Uma das alterações possíveis é a vasodilatação que provoca a hiperemia e rubor. Outras manifestações são a atrofia e hipertrofia do epitélio, rotura dos capilares com hemorragia e infartos submucosos, erosões, ulcerações e necrose. Além destas, podemos encontrar as cáries e pigmentações dentárias, vesiculação e pigmentação mucosa, fissura e perda das papilas linguais. Estas lesões surgem em conseqüência de contato direto das estruturas orais com materiais e substâncias medicinais ou se manifestam como tradução de alterações sistêmicas produzidas por medidas terapêuticas. Os principais grupos farmacológicos capazes de produzir doenças iatrogênicas orais são os seguintes:
Analgésicos
Psicotrópicos
Antibióticos
Quimioterápicos
Diuréticos
Anovulatórios
Anti-histamínicos
Antiblastos
Imunossupressores
A patologia portanto, pode ser desdobrada conforme o sítio atingido, em:
1 - Dentes
Abrasões
Erosões
Discromias
Displasias
2 - Mucosa e Infra-estrutura
Inflamação
Infecção
Edema
Eritema
Pápulas
Vesículas
Bolhas
Ulcerações
Pigmentações
Atrofia
Hipertrofia
Púrpura
Hemorragia
3 - Glândulas
Hipertrofia
Atrofia
Hipofunção
Hiperfunção
Litíase
Para efeito didático, podemos estabelecer, resumidamente, a seguinte sistematização:
PATOGENIA
1 - LOCAL
- Agentes tísicos
Mecânicos
Elétricos
Ionizantes
- Agentes químicos
Irritantes primários
Alergenos
2 - SISTÊMICA
Biotropismo
Fotodinamismo
Desequilíbrio ecológico
Efeito colateral
Efeito secundário
Idiossincrasia
Alérgica
Tóxica
- Efeito cumulativo
- Super dosagem
- Erro genético
- Insuficiência hepática
- Insuficiência renal.
Os agentes físicos determinam alterações cujo aspecto e evolução variam na dependência de sua natureza, intensidade, modo e tempo de atuação. Dentre eles destacaremos os agentes mecânicos, elétricos e ionizantes. Os agentes mecânicos têm ação puramente traumática como acontece com as erosões dentárias produzidas por manobras e aparelhos odontológicos. Também na odontologia encontramos as ceratoses, as leucoplasias, e ulcerações da mucosa em conseqüência de atrito permanente, deslizamento e compressão descontínua provocadas por superfícies ásperas e pontiagudas de obturações e aparelhos corretivos. As lesões produzidas por fenômenos elétricos são devidas, aqui, ao eletrogalvanismo. A saliva humana é um bom eletrólito, e as dentaduras metálicas heterogêneas, incluindo todas as restaurações de metal, placas, pontes, coroas e obturações, constituem os eletrodos necessários. A corrente assim gerada é suficiente para produzir lesões inflamatórias, agudas ou crônicas, feucóplasia, erosões ou úlceras. As irradiações ionizantes atuam impedindo as mitoses e destruindo células, efeito que, na dependência e freqüência de aplicações pode produzir atrofia, necrose, ulcerações e fenômenos displásicos.

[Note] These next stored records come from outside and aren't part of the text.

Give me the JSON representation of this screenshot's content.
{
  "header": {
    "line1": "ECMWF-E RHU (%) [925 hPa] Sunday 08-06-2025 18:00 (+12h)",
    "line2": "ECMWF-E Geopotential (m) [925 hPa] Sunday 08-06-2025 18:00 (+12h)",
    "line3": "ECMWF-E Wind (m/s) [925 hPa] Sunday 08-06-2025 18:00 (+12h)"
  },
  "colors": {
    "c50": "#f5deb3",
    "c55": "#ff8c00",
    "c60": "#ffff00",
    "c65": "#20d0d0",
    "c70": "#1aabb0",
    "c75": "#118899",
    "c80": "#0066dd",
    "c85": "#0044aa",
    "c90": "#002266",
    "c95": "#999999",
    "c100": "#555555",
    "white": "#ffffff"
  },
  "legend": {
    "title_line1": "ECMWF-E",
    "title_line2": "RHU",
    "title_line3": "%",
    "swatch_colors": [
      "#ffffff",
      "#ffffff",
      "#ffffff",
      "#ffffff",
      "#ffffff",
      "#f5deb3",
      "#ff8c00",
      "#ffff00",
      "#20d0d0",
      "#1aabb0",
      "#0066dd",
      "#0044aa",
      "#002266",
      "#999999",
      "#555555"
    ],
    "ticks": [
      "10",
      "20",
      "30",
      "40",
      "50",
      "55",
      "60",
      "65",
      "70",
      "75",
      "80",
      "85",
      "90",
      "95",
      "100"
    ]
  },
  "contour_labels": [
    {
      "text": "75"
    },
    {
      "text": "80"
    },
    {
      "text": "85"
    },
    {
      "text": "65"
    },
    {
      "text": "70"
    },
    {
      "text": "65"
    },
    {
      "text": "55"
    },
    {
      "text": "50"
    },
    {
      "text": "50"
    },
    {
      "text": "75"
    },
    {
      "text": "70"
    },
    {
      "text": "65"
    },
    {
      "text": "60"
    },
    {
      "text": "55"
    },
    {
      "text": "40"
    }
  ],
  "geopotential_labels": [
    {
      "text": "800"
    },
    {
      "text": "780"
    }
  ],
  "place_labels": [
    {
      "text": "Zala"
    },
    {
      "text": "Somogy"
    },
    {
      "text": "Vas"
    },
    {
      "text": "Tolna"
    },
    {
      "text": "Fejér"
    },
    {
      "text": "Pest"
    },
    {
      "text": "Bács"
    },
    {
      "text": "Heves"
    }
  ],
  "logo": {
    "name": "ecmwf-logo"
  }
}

As radioestomatites são freqüentes e cuidados especiais devem ser tomados com pacientes na idade do crescimento, em virtude de possíveis alterações ósseas e dentárias. (Figs. 1 e 2). Os agentes químicos podem desencadear alterações por irritação primária ou mecanismo alérgico. Os irritantes primários, geralmente, agridem, desnaturando as proteínas teciduais, tratando-se na maioria dos casos, de substâncias cáusticas, detergentes e solventes orgânicos. As reações variam de simples eritema até ulcerações extensas. (Fig. 3). Os alergenos são agentes capazes de determinar a mudança específica do estado reacional. Enquanto os irritantes primários possuem capacidade lesiva dependente de sua própria natureza, os alergenos tópicos têm sua ação dependente da sensibilidade tecidual ou imunidade celular. O efeito biotrópico é caracterizado pela ativação de uma infecção latente por uma droga em virtude da quebra do equilíbrio entre o germe e o hospedeiro. No lotodinamismo a droga fixa-se às células e coadiciona a ação da luz solar por mecanismo fototóxico ou fotoalérgico. (Fig. 4).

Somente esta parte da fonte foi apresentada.